Goodenough proposed an amendment to the bill that established rodeo as Wyoming’s state sport. He wanted to replace “rodeo” with “dancing.” For the record, I think this a fine, fine idea. I know it’s shocking for some to contemplate, but not everyone in Wyoming is a Buckle Bunny (and not everyone who isn’t is a Democrat. I, for one, have never, ever liked rodeo in the slightest – as I’ve shared with you, my dear readers, on these pages before, the autistic fixation in my home state on all things Cowboy is one of the big reasons why I left with such alacrity back when I was 18).

But almost everyone, in some form or another, likes dancing. Dancing covers a lot more cultural ground than rodeo, for one thing. There are many forms of dancing, all of which are fun. Country swing is a blast (and this coming from somone who doesn’t really like country music all that much). Polka, don’t get me started (my third favorite way to wind up breathing hard)! Belly dancing has long been a favorite for me (sometimes I even do it to country music). Flamenco is nice and exuberant and noisy and includes a whole different range of nationalities in the mix. Tap... clogging... ballet...

Ballet, interestingly enough, is what at least two pundits who heard about this tiny controversy fixed on. Ballet and the French, though Goodenough insists he mentioned neither in his arguments against enshrining rodeo as Wyoming’s state sport.
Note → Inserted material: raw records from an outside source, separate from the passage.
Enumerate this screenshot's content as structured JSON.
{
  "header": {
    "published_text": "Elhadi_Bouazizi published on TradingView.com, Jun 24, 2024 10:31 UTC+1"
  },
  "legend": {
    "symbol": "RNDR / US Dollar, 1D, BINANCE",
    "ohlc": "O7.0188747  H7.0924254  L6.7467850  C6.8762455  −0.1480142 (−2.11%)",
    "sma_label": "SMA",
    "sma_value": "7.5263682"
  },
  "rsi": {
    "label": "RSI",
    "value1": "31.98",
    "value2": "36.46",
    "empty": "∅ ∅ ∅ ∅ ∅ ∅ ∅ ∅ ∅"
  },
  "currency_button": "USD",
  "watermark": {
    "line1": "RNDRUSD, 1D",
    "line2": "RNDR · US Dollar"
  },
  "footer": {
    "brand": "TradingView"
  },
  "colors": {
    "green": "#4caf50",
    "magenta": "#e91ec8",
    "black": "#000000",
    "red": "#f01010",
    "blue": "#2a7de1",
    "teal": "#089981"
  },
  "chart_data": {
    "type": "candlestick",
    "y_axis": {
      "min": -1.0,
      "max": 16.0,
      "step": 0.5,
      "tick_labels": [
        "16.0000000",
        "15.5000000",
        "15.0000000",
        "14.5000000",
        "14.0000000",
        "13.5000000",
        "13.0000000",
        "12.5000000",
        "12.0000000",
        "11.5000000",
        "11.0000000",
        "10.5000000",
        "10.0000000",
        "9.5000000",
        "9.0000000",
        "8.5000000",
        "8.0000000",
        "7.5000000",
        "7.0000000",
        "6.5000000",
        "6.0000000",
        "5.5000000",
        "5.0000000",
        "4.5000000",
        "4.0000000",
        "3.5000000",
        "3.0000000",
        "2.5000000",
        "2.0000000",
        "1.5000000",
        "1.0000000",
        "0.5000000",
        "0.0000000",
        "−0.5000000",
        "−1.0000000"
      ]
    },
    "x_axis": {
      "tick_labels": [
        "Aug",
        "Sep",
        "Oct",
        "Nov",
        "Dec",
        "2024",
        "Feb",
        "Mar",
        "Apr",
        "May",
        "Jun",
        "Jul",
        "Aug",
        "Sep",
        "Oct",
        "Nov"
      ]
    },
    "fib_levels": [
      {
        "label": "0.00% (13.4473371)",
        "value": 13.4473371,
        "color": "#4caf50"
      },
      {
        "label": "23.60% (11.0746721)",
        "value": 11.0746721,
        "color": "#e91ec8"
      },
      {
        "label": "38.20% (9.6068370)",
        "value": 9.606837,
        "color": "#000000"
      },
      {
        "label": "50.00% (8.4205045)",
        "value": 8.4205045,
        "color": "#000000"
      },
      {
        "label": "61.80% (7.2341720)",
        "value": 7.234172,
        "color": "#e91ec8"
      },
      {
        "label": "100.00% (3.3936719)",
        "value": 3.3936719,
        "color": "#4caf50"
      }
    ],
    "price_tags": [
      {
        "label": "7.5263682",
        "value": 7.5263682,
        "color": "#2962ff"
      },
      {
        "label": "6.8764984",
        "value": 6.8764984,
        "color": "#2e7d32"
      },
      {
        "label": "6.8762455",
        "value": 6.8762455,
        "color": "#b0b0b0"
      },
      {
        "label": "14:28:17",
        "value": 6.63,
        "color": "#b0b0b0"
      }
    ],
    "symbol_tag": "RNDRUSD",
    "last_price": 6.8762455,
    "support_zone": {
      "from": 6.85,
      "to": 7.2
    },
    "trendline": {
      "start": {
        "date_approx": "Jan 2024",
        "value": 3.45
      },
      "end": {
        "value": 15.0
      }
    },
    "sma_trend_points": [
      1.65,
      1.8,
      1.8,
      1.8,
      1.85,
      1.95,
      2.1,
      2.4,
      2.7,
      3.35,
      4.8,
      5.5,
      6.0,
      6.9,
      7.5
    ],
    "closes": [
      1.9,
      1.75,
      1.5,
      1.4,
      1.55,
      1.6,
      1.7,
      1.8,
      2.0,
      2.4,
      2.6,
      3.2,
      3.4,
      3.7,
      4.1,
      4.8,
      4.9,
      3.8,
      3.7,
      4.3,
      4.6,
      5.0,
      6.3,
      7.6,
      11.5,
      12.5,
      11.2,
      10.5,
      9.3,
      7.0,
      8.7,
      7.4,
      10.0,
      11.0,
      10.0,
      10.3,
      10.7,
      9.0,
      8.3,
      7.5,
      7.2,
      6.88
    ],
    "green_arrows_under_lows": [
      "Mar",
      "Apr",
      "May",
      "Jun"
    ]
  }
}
Below is a snippet of the transcript of a recent episode of CNN’s “Crossfire.” Note: “CROSSTALK” is what transcribers insert when several people are talking at once or some other circumstances prevent transcription.

*****
CARLSON: Wyoming is a proudly Western state. People in
Wyoming drive American cars. They don't drink a lot of
Chardonnay. They like rodeo. All this embarrasses Democrats
who believe in general Americans should be less like the
people of Wyoming and a lot more like the French. Wyoming
State Senator Keith Goodenough came out and said this the
other day.
When fellow legislators tried to make rodeo the official
sport of Wyoming, Goodenough objected. His suggestion for
the official sport, dance. That's right, dance. "Rodeo is
dangerous and uncivilized," he explained. "Plus," and this
of course was the real point, "no one in France rides
bulls. In France they pirouette and twirl around" which is
why the French are so, and I'm quoting now, "lean."
In the end the Democrats lost the argument. Drivers in
Wyoming will not have ballerinas on their driver's license
plates for now. But keep in mind, they tried.
(CROSSTALK)
CARLSON: Why don't you leave the people in Wyoming alone?
They like rodeo.
(CROSSTALK)
CARVILLE: I go to the rodeo in Wyoming.
(CROSSTALK)


Must have been a slow news day.

Monday, March 10, 2003

DISCONNECTION AND ITS DISCONTENTS

I’ve read a lot of funky stuff over the last few weeks, all purporting to explain why it’s a good or a bad thing to attack Iraq, but nothing has stuck with me as much as the following:

THE PENTAGON’S NEW MAP, by Thomas P.M. Barnett

I’m too high (got the crud again, and the attendant dependence on dextramothorphan hydrobromide-laden remedies in order to breathe) to comment properly on this right now, but I would urge all of you who came here today looking for something interesting to read to have a look at this instead.

It’s good stuff.

But try as I do to comment upon it, explain why I think it’s so good or interesting or germaine to what I usually write about on this here web page, I get nowhere near what I mean, except when I come out with the fact that I’m pondering what Wyoming’s place is within this larger framework and my thinking gets pretty far out at times.

And I’m not sure it’s all the cold medicine.